Él está allí cuando flaqueamos y tropezamos. Está allí para sujetarnos y fortalecernos y, al final, estará allí para salvarnos, porque para eso dio Su vida. Sin embargo, por difíciles que sean nuestros días, fueron mucho más oscuros para el Salvador del mundo. Como recuerdo de esos días, Jesús, aun con un cuerpo resucitado y perfecto salvo por las marcas, ha decidido retenerlas para el beneficio de Sus discípulos. Esas heridas en Sus manos, en Sus pies y en Su costado son señales de que el dolor puede atacar aun al puro y al perfecto; señales de que los dolores de este mundo no son evidencia de que Dios no nos ama; señales de que los problemas se solucionan y la felicidad puede ser nuestra. Recuerden a los demás que el Cristo herido es el Capitán de nuestra alma, el que lleva todavía las cicatrices de nuestro perdón, las lesiones de Su amor y de Su humildad, la carne desgarrada de la obediencia y el sacrificio.

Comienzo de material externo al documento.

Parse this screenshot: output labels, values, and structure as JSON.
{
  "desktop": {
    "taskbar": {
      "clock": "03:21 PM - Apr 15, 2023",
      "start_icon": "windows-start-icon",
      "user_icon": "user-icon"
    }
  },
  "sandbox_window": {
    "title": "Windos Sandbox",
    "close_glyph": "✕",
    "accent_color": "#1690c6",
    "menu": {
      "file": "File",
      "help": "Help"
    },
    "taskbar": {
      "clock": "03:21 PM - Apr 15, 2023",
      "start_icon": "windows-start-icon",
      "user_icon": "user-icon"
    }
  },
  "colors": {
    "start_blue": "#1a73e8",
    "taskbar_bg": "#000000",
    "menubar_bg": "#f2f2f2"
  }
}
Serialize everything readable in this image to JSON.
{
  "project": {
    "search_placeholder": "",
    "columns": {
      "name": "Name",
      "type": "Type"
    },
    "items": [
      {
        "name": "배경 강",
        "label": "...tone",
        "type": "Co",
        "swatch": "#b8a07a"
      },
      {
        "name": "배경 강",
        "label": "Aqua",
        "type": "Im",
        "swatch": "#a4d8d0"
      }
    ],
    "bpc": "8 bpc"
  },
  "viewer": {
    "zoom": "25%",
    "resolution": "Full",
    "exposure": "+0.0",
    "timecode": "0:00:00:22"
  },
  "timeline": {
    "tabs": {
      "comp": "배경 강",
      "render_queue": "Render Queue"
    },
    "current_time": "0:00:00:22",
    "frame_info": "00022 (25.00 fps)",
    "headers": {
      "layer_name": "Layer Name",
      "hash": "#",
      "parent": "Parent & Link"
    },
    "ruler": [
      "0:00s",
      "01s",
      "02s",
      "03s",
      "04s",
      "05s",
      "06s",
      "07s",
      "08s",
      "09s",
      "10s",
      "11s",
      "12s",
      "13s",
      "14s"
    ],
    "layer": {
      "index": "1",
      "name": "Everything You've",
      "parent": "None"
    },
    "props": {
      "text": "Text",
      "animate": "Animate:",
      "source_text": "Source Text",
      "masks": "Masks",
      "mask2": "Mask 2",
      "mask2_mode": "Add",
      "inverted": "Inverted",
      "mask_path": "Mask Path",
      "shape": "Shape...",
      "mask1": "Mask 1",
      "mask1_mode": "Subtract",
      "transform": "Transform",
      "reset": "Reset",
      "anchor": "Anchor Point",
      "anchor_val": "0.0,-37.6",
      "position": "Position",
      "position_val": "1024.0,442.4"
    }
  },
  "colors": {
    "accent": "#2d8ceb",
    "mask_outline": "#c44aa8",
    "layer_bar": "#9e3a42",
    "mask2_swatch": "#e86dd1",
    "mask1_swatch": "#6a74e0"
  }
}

Esas marcas son la forma principal en que lo reconoceremos cuando venga. Puede que nos invite, como invitó a otros, a ver y a palparlas. Si no lo hicimos antes, con seguridad en ese momento recordaremos, junto con Isaías, que fue por nosotros que un Dios fue “despreciado y desechado… varón de dolores, experimentado en quebranto” que “herido fue por nuestras rebeliones, molido por nuestros pecados; el castigo de nuestra paz fue sobre él, y por su llaga fuimos nosotros curados” (Isaías 53:3, 5).

Amo esta obra. Valoren la oportunidad que tienen de enfrascarse este año en el magnífico Nuevo Testamento y en la vida de Él de quien testifica. Ésta es Su Iglesia y estamos embarcados en una gran obra y tenemos el gran privilegio de amar las Escrituras, de aprender de ellas y de dar testimonio el uno al otro de que son verdaderas.

Adaptado de un discurso pronunciado en una conferencia para educadores religiosos del Sistema Educativo de la Iglesia celebrada en la Universidad Brigham Young el 8 de agosto de 2000.